OREANDA-NEWS  Flexible "smart" clothing material such as the sample shown above could be made from carbon-based electronics printed with inkjet printers.

Imagine getting the latest smartwatch or a high-tech heart attack warning detector from your inkjet printer. Researchers have taken a step in this direction by printing cheap, reliable arrays of transistors—the key components of modern electronics—and using them to carry out elementary computing tasks. The work might someday help usher in a new era of organic, flexible consumer electronics.

Instead of the usual silicon, the new circuits were fashioned out of organic—or carbon-based—compounds. And whereas others have printed and stacked organic electronic components using a mix of inkjet printing and other deposition methods, the new work uses just an inkjet printer for the entire process. “I cannot think of another [device with at least two layers] where everything was done with inkjet printing,” says Ananth Dodabalapur, an electrical engineer at the University of Texas in Austin who was not involved in the work. “This is a good demonstration.”

New commercial electronic devices must be compact, durable, and amenable to mass production. Nearly all mass market devices rely on microchips of the chemical element silicon, on which manufacturers etch ever smaller transistors—essentially electrical switches that can be used to fashion logic circuits for computers.

But silicon chips have some disadvantages. Silicon wafers are stiff, so it’s difficult to make silicon-based circuitry flexible. Many think that flexible, wearable electronics built from organic materials could open up new applications for electronics.

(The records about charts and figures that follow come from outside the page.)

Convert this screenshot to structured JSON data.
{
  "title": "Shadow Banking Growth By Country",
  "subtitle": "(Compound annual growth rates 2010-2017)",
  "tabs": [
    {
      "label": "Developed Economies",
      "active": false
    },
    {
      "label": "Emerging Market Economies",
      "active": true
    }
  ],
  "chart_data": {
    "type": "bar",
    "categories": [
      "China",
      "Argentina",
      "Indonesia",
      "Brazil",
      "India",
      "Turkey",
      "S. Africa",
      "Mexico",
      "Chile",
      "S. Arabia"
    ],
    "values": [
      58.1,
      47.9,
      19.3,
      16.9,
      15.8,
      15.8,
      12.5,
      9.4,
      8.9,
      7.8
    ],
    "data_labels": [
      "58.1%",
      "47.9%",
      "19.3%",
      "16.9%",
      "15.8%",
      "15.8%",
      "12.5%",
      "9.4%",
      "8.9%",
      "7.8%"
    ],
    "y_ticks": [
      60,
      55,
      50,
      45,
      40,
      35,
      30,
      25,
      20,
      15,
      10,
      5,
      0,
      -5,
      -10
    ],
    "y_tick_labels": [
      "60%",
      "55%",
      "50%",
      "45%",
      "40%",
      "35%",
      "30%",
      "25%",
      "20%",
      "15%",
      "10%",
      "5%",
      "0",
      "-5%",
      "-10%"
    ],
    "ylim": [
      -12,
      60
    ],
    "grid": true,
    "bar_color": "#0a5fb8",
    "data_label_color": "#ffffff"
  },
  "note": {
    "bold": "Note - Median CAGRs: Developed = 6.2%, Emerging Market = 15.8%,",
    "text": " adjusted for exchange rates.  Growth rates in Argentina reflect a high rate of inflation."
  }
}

For example, flexible electronics could gather vital medical data such as the stiffness of arteries, which can help predict heart attacks, and brain electrical activity, which can signal oncoming epileptic seizures.

To help realize that potential, Sungjune Jung, an electrical engineer at Pohang University of Science and Technology in South Korea, and colleagues set out to see whether they could simply print working networks of organic transistors. To cram in as many transistors as possible, they designed transistors that could be stacked on top of each other, rather than placed side by side on a chip, effectively packing two transistors into the space usually occupied by one.

Jung’s device hit a number of key benchmarks. All the transistors worked, even 8 months after production—an impressive feat for organic electronics, which often degrade quickly. Moreover, the process required temperatures no higher than 120°C, compared with many hundreds of degrees on a typical silicon wafer fabrication line, the team reports in ACS Nano.

Still, the printed devices are far from competing with silicon. The team was able to pack about five transistors into a square millimeter, whereas integrated circuit chips in today’s computers cram millions into the same space. “Our technology, in terms of transistor density, is at the stage of silicon technology in the late 1960s or early 1970s, when the first microprocessors came out,” Jung says.

Because the researchers were aiming to demonstrate a concept rather than prototype a product, Jung’s team printed its circuit on stiff glass. But he says they have already printed similar components on flexible plastic, and plan to publish that result soon. Dodabalapur also notes that by some metrics, the new device lags behind what others have already achieved with organic circuits. For example, the type of computing logic the team used requires more transistors than other approaches, largely wiping out gains from more closely packing the components. And the transistors operated relatively slowly and inconsistently, he says. Moreover, although it’s possible to use inkjet printing for every step in the manufacturing process, he says, “I don’t see any advantage … to restrict oneself to one printing or patterning technique.”